One of her customers, a woman living near Ballinamore, was more sceptical, telling the TD that she was unhappy about the “sneaky underhand way” the State had gone about bringing asylum seekers to her town.

The two engaged in a lengthy but civilised discussion. Later the woman, who opted not to give her name, said she believed some people had been too quick to label others as racist.

Despite her differences with him, she had respect for Kenny. “But I could not vote Sinn Féin. Mind you, I won’t vote for any of the main parties either.”

Snap of a finger

Immigration is not a topic for everyone. “It’s all the Hs – health, housing and hyper-inflation,” Frank Heslin, owner of an antique shop on Bridge Street, told the TD. “My rates went up from €1,200 to €4,000 at the snap of a finger.”

Elaborate plans backed by “EEC money” for the refurbishment of the town centre leave Heslin cold. “Fifty car parking spaces gone.”

Over in Carrick Angling Centre people complained about a “300 per cent” increase in their rates, and about vandals who had ripped most of the plants from the window box outside.

“They say hens and stag parties are helping the economy of the town, but they’re only helping a few,” one man told Kenny, although the latter appeared not to be anxious to be drawn into the pros and cons of the issues.

Kenny was also told that his party could not do any worse than the outgoing Government. “I hate the hypocrisy of Fianna Fáil and Fine Gael, ” said a man who also wanted to stay anonymous.

“They say they won’t do business with Sinn Féin, but they’ll go up North and deal with them there, and shake hands with Sinn Féin and the DUP. I don’t think they will have any choice about doing business with Sinn Féin.”

Health is on the minds of many voters.
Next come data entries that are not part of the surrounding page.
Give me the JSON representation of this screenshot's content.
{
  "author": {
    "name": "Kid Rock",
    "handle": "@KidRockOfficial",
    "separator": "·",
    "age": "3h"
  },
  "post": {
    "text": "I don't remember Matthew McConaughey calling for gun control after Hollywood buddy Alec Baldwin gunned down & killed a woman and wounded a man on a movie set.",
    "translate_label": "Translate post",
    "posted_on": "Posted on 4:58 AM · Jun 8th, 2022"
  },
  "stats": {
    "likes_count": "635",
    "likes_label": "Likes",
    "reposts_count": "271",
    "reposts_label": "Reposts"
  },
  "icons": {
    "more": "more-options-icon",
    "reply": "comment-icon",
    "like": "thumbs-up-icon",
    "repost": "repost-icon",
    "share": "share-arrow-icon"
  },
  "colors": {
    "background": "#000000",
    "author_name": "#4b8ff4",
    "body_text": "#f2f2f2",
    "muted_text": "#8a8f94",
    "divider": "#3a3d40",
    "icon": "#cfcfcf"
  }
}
Outside a store on the outskirts of Carrick, local resident Mary O’Rourke shook hands with the Sinn Féin TD, but said she had lost faith in all politicians.
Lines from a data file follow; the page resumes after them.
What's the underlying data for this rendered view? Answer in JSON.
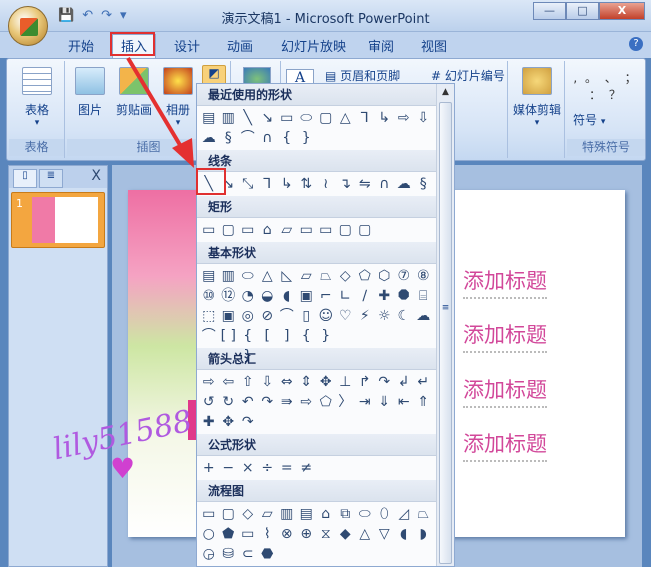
{
  "window": {
    "title": "演示文稿1 - Microsoft PowerPoint",
    "min": "—",
    "max": "□",
    "close": "X"
  },
  "qat": {
    "save": "💾",
    "undo": "↶",
    "redo": "↷",
    "more": "▾"
  },
  "tabs": [
    "开始",
    "插入",
    "设计",
    "动画",
    "幻灯片放映",
    "审阅",
    "视图"
  ],
  "active_tab": "插入",
  "help": "?",
  "ribbon": {
    "table": {
      "label": "表格",
      "arrow": "▾",
      "group": "表格"
    },
    "picture": "图片",
    "clipart": "剪贴画",
    "album": "相册",
    "album_arrow": "▾",
    "illustrations_group": "插图",
    "textbox_icon": "A",
    "header_footer": "页眉和页脚",
    "slide_number": "幻灯片编号",
    "media": {
      "label": "媒体剪辑",
      "arrow": "▾"
    },
    "symbol": {
      "label": "符号",
      "arrow": "▾",
      "chars": ", 。 、 ； ： ？",
      "group": "特殊符号"
    }
  },
  "left_pane": {
    "close": "X",
    "slide_number": "1"
  },
  "slide": {
    "titles": [
      "添加标题",
      "添加标题",
      "添加标题",
      "添加标题"
    ]
  },
  "watermark": "lily51588",
  "shapes_menu": {
    "sections": [
      {
        "title": "最近使用的形状",
        "shapes": [
          "▤",
          "▥",
          "╲",
          "↘",
          "▭",
          "⬭",
          "▢",
          "△",
          "⅂",
          "↳",
          "⇨",
          "⇩",
          "☁",
          "§",
          "⌒",
          "∩",
          "{",
          "}"
        ]
      },
      {
        "title": "线条",
        "shapes": [
          "╲",
          "↘",
          "⤡",
          "⅂",
          "↳",
          "⇅",
          "≀",
          "↴",
          "⇋",
          "∩",
          "☁",
          "§"
        ]
      },
      {
        "title": "矩形",
        "shapes": [
          "▭",
          "▢",
          "▭",
          "⌂",
          "▱",
          "▭",
          "▭",
          "▢",
          "▢"
        ]
      },
      {
        "title": "基本形状",
        "shapes": [
          "▤",
          "▥",
          "⬭",
          "△",
          "◺",
          "▱",
          "⏢",
          "◇",
          "⬠",
          "⬡",
          "⑦",
          "⑧",
          "⑩",
          "⑫",
          "◔",
          "◒",
          "◖",
          "▣",
          "⌐",
          "∟",
          "∕",
          "✚",
          "⯃",
          "⌸",
          "⬚",
          "▣",
          "◎",
          "⊘",
          "⌒",
          "▯",
          "☺",
          "♡",
          "⚡",
          "☼",
          "☾",
          "☁",
          "⌒",
          "[ ]",
          "{ }",
          "[",
          "]",
          "{",
          "}"
        ]
      },
      {
        "title": "箭头总汇",
        "shapes": [
          "⇨",
          "⇦",
          "⇧",
          "⇩",
          "⇔",
          "⇕",
          "✥",
          "⊥",
          "↱",
          "↷",
          "↲",
          "↵",
          "↺",
          "↻",
          "↶",
          "↷",
          "⇛",
          "⇨",
          "⬠",
          "〉",
          "⇥",
          "⇓",
          "⇤",
          "⇑",
          "✚",
          "✥",
          "↷"
        ]
      },
      {
        "title": "公式形状",
        "shapes": [
          "+",
          "−",
          "×",
          "÷",
          "=",
          "≠"
        ]
      },
      {
        "title": "流程图",
        "shapes": [
          "▭",
          "▢",
          "◇",
          "▱",
          "▥",
          "▤",
          "⌂",
          "⧉",
          "⬭",
          "⬯",
          "◿",
          "⏢",
          "○",
          "⬟",
          "▭",
          "⌇",
          "⊗",
          "⊕",
          "⧖",
          "◆",
          "△",
          "▽",
          "◖",
          "◗",
          "◶",
          "⛁",
          "⊂",
          "⬣"
        ]
      },
      {
        "title": "星与旗帜",
        "shapes": []
      }
    ],
    "scroll_up": "▲",
    "scroll_grip": "≡"
  }
}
“They’d need to do something about this hospital crisis. You can’t get to see a consultant. God help us all,” said O’Rourke, whose sister had to wait three years for a back operation. “The pain was unreal.”

Better hospitals

Tom Slattery is voting for Kenny. “The Government is doing damn all and Fianna Fáil will do less. We need better hospitals and we need more houses. There are homeless in Carrick.”

Yet not everyone is supportive. One well-dressed woman ignored the outstretched hand and Sinn Féin literature, walking quickly past.

“That was a frosty one. You get an odd one like that,” said Kenny.

He seeks permission before he enters shops, and he does not kiss babies, probably much to the relief of a Polish woman pushing a double buggy. She said she did not know about the election, but she would tell her friends she had met him.

Kenny was probably not expecting a voting pledge as he entered a women’s clothes shop, The Magnet, belonging to Fine Gael councillor Finola Armstrong McGuire. However, she did shake his hand warmly for the cameras.

In another shop a woman tried to run away from the camera, saying “my husband will divorce me. He’s mad Fianna Fáil.”

Speculation is rising that Kenny will be Sinn Féin’s only candidate in Sligo-Leitrim since running mate Chris MacManus may pull out. This leaves 3,000 or so Sinn Féin votes up for grabs in Sligo.

Kenny believes his stand on immigration will not affect his chances. “I think there are people who voted for me before who won’t vote for me now. And I think others who didn’t vote for me, will now. And it will probably balance out.”